Corsarios corporativos
Por Oswaldo Osorio
El término “patente de corso” era el permiso que un gobierno daba para saquear en mar abierto a los barcos de naciones enemigas. De ahí viene la palabra corsario. Ya los siempre lúcidos y cítricos Monty Phyton, en su magnífica película El sentido de la vida (1982), habían relacionado a estos salteadores marinos con la voracidad de las batallas en el mundo de los negocios, donde los rascacielos se convertían en barcos y los ejecutivos en piratas que destazaban yupis. No de forma tan literal, pero en esta película española del argentino Marcelo Piñeyro, los siete aspirantes a un puesto en una corporación son inducidos a que se comporten como corsarios entre sí, regidos por las premisas “cualquier cosa por el beneficio de la empresa” y “todo vale para conseguir lo que se quiere”, y en principio ese empleo.
A partir de este planteamiento, la lógica de los personajes y sus relaciones tiene que ver con la confrontación entre la ética propia y los intereses personales, frente a la ética de la empresa y los intereses de ésta. Con este conflicto de fondo, la película empieza a cuestionar sistemáticamente la ética y la personalidad de cada uno de los aspirantes. Por eso es que, para hacerlo, no hay mejor entorno que el corporativo. Además, sus guionistas, Mateo Gil y el mismo Piñeyro, atinadamente ubican la historia en medio de las manifestaciones públicas contra las corporaciones multinacionales, que ponen siempre sus beneficios por encima de cualquier cosa. En medio de este contexto, las discusiones y decisiones de estas siete personas resultan más significativas y se pueden apreciar las repercusiones globales que pueden tener las decisiones particulares de personas comunes como las que hay en esa sala de juntas.
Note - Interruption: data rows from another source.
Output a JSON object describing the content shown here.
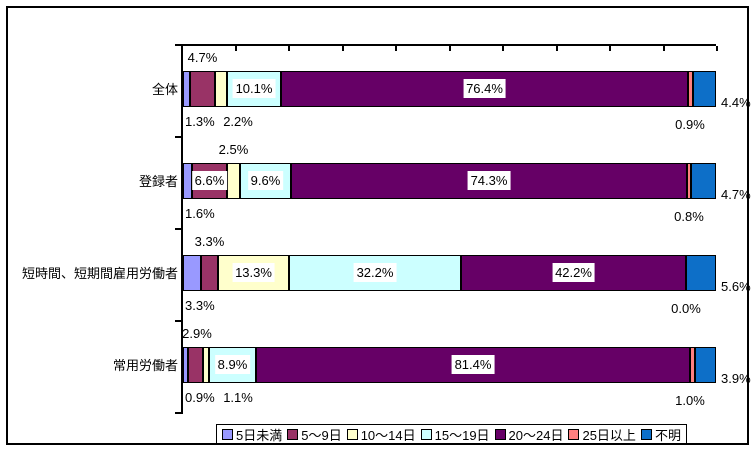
{
  "chart_data": {
    "type": "bar",
    "orientation": "horizontal",
    "stacked_100pct": true,
    "unit": "%",
    "title": "",
    "categories": [
      "全体",
      "登録者",
      "短時間、短期間雇用労働者",
      "常用労働者"
    ],
    "series": [
      {
        "name": "5日未満",
        "color": "#9999FF",
        "values": [
          1.3,
          1.6,
          3.3,
          0.9
        ]
      },
      {
        "name": "5～9日",
        "color": "#993366",
        "values": [
          4.7,
          6.6,
          3.3,
          2.9
        ]
      },
      {
        "name": "10～14日",
        "color": "#FFFFCC",
        "values": [
          2.2,
          2.5,
          13.3,
          1.1
        ]
      },
      {
        "name": "15～19日",
        "color": "#CCFFFF",
        "values": [
          10.1,
          9.6,
          32.2,
          8.9
        ]
      },
      {
        "name": "20～24日",
        "color": "#660066",
        "values": [
          76.4,
          74.3,
          42.2,
          81.4
        ]
      },
      {
        "name": "25日以上",
        "color": "#FF8080",
        "values": [
          0.9,
          0.8,
          0.0,
          1.0
        ]
      },
      {
        "name": "不明",
        "color": "#0D6FC8",
        "values": [
          4.4,
          4.7,
          5.6,
          3.9
        ]
      }
    ],
    "data_labels": {
      "format": "0.0%",
      "placement_by_row": [
        [
          "below-start",
          "above",
          "below",
          "inside",
          "inside",
          "below-end",
          "right-out"
        ],
        [
          "below-start",
          "inside",
          "above",
          "inside",
          "inside",
          "below-end",
          "right-out"
        ],
        [
          "below-start",
          "above",
          "inside",
          "inside",
          "inside",
          "below-end",
          "right-out"
        ],
        [
          "below-start",
          "above",
          "below",
          "inside",
          "inside",
          "below-end",
          "right-out"
        ]
      ]
    },
    "axis": {
      "value_min": 0,
      "value_max": 100,
      "major_tick_step_pct": 10,
      "tick_labels_visible": false,
      "value_axis_position": "top"
    },
    "legend": {
      "position": "bottom",
      "entries": [
        "5日未満",
        "5～9日",
        "10～14日",
        "15～19日",
        "20～24日",
        "25日以上",
        "不明"
      ]
    },
    "colors": {
      "background": "#FFFFFF",
      "border": "#000000",
      "text": "#000000",
      "label_box_fill": "#FFFFFF"
    }
  }
}
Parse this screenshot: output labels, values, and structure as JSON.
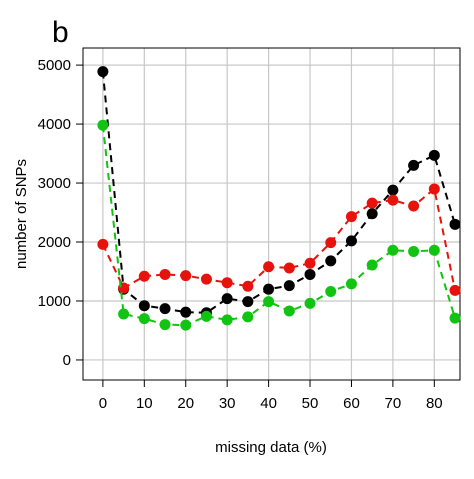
{
  "chart_data": {
    "type": "line",
    "panel_label": "b",
    "xlabel": "missing data (%)",
    "ylabel": "number of SNPs",
    "x": [
      0,
      5,
      10,
      15,
      20,
      25,
      30,
      35,
      40,
      45,
      50,
      55,
      60,
      65,
      70,
      75,
      80,
      85
    ],
    "series": [
      {
        "color": "#000000",
        "values": [
          4890,
          1200,
          920,
          870,
          810,
          800,
          1040,
          990,
          1200,
          1260,
          1450,
          1680,
          2020,
          2480,
          2880,
          3300,
          3470,
          2300
        ]
      },
      {
        "color": "#e8120c",
        "values": [
          1960,
          1220,
          1420,
          1450,
          1430,
          1370,
          1310,
          1250,
          1580,
          1560,
          1640,
          1990,
          2430,
          2660,
          2710,
          2610,
          2900,
          1180
        ]
      },
      {
        "color": "#11c411",
        "values": [
          3980,
          780,
          700,
          600,
          590,
          740,
          680,
          730,
          990,
          830,
          960,
          1160,
          1290,
          1610,
          1860,
          1840,
          1860,
          710
        ]
      }
    ],
    "xlim": [
      -4.8,
      86.2
    ],
    "ylim": [
      -340,
      5290
    ],
    "xticks": [
      0,
      10,
      20,
      30,
      40,
      50,
      60,
      70,
      80
    ],
    "yticks": [
      0,
      1000,
      2000,
      3000,
      4000,
      5000
    ],
    "grid": true
  }
}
El planteamiento argumental es sencillo: siete personas, en un mismo recinto, compiten por un puesto de acuerdo con una serie de pruebas que la empresa les pone. De manera que lo que vemos aquí es un retrato descarnado de lo que las corporaciones quieren de sus empleados y lo que los empleados están dispuestos a hacer por satisfacer los intereses de las corporaciones y así conseguir o conservar el puesto. Así que el “método” al que los somete la empresa en su proceso de selección, lo que hace es poner a prueba qué tanto la ética personal cede y hasta qué límites cada quien está dispuesto a llegar para complacer a la empresa y permanecer en ella, pero con esto probablemente renunciando a sus principios o acometer mezquindades que de otra forma no harían, como cuando uno de ellos insinúa que una de las aspirantes tiene menos posibilidades por ser mujer y, más aún, por ser ya un poco mayor.
La historia casi por entero se desarrolla en esa sala de juntas, pero en ningún momento es una película tediosa, porque la acción está en los diálogos, en los debates sobre la moral de cada uno de los personajes y sus infamias y triunfos, que siempre dejan mal parados a todos, desde el que gana hasta el que pierde. Se trata, entonces, de un estudio de la sicología del empleado, del profesional formado bajo el credo de la ganancia y el rendimiento, obviando necesariamente un humanismo esencial. Es drama puro, lleno de tensión y hasta suspenso, con secretos por descubrir y todo eso, pero aún así, hay espacio para el humor, pero no por las cosas cómicas que hacen los personajes, sino porque, desde afuera, vemos la ironía y el absurdo con que nos es mostrada esa situación. Por eso es una película lúcida e inteligente, que nos hace darnos cuenta de manera contundente cómo es que se maneja el mundo y quiénes lo hacen por nosotros.
Publicado el 7 de Diciembre de 2007 en el periódico El Mundo de Medellín.